Given an integer n, you must transform it into 0 using the following operations any number of times:

• Change the rightmost (0th) bit in the binary representation of n.
• Change the ith bit in the binary representation of n if the (i-1)th bit is set to 1 and the (i-2)th through 0th bits are set to 0.

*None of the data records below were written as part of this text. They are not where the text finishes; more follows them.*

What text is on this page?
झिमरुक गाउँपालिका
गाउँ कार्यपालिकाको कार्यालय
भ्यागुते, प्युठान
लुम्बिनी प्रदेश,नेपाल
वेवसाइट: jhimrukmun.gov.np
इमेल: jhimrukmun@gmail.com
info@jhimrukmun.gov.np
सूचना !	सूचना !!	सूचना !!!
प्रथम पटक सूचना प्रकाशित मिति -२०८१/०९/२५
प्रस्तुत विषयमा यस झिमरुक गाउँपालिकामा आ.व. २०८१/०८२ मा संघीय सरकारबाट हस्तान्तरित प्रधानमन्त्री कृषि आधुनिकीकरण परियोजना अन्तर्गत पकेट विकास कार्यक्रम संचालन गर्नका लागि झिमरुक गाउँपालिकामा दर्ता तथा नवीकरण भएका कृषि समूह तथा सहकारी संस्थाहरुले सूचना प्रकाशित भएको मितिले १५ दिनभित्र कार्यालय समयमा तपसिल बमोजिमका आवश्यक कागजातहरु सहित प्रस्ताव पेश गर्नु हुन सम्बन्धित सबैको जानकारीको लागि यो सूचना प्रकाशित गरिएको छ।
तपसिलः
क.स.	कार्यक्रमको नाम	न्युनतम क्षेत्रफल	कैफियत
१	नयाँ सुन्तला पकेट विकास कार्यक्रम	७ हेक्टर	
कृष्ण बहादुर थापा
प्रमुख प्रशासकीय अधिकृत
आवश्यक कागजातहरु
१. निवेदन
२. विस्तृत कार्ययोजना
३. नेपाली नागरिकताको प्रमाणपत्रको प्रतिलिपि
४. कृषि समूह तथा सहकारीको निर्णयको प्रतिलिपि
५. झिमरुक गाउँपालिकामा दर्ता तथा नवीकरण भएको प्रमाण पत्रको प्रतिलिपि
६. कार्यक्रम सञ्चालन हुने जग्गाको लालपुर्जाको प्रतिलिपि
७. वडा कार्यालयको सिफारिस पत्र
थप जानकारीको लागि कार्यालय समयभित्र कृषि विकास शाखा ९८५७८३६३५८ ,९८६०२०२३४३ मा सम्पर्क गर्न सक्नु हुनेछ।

Return the minimum number of operations to transform n into 0.

Examples

Example 1

Input: n = 3
Output: 2
Explanation: The binary representation of 3 is "11".
"11" -> "01" with the 2nd operation since the 0th bit is 1.
"01" -> "00" with the 1st operation.

Example 2

Input: n = 6
Output: 4
Explanation: The binary representation of 6 is "110".
"110" -> "010" with the 2nd operation since the 1st bit is 1 and 0th through 0th bits are 0.
"010" -> "011" with the 1st operation.
"011" -> "001" with the 2nd operation since the 0th bit is 1.
"001" -> "000" with the 1st operation.

Constraints

• 0 <= n <= 10^9

Solution

Method 1 – Recursive Bit Manipulation (Gray Code)

Intuition

The problem is related to the minimum number of operations to convert n to 0 using Gray code properties. The operation count for each bit is recursive: flip the highest set bit, then recursively solve for the rest.

Approach

1. If n == 0, return 0.
2. Find the highest set bit position k in n.
3. The answer is (1 << (k+1)) - 1 - minimumOneBitOperations(n ^ (1 << k)).
4. Recursively solve for n ^ (1 << k).

Code

C++

class Solution {
public:
    int minimumOneBitOperations(int n) {
        if (n == 0) return 0;
        int k = 31 - __builtin_clz(n);
        return (1 << (k+1)) - 1 - minimumOneBitOperations(n ^ (1 << k));
    }
};

Go

func minimumOneBitOperations(n int) int {
    if n == 0 {
        return 0
    }
    k := 0
    for i := 31; i >= 0; i-- {
        if n&(1<<i) > 0 {
            k = i
            break
        }
    }
    return (1<<(k+1)) - 1 - minimumOneBitOperations(n^(1<<k))
}

Java

class Solution {
    public int minimumOneBitOperations(int n) {
        if (n == 0) return 0;
        int k = 31 - Integer.numberOfLeadingZeros(n);
        return (1 << (k+1)) - 1 - minimumOneBitOperations(n ^ (1 << k));
    }
}

Kotlin

class Solution {
    fun minimumOneBitOperations(n: Int): Int {
        if (n == 0) return 0
        val k = 31 - Integer.numberOfLeadingZeros(n)
        return (1 shl (k+1)) - 1 - minimumOneBitOperations(n xor (1 shl k))
    }
}

Python

class Solution:
    def minimumOneBitOperations(self, n: int) -> int:
        if n == 0:
            return 0
        k = n.bit_length() - 1
        return (1 << (k+1)) - 1 - self.minimumOneBitOperations(n ^ (1 << k))

Rust

impl Solution {
    pub fn minimum_one_bit_operations(n: i32) -> i32 {
        if n == 0 {
            return 0;
        }
        let k = 31 - n.leading_zeros();
        (1 << (k+1)) - 1 - Solution::minimum_one_bit_operations(n ^ (1 << k))
    }
}

TypeScript

class Solution {
    minimumOneBitOperations(n: number): number {
        if (n === 0) return 0;
        let k = 31;
        while (k >= 0 && ((n >> k) & 1) === 0) k--;
        return (1 << (k+1)) - 1 - this.minimumOneBitOperations(n ^ (1 << k));
    }
}

Complexity

• ⏰ Time complexity: O(log n) — Each recursion reduces the highest bit.
• 🧺 Space complexity: O(log n) — For recursion stack.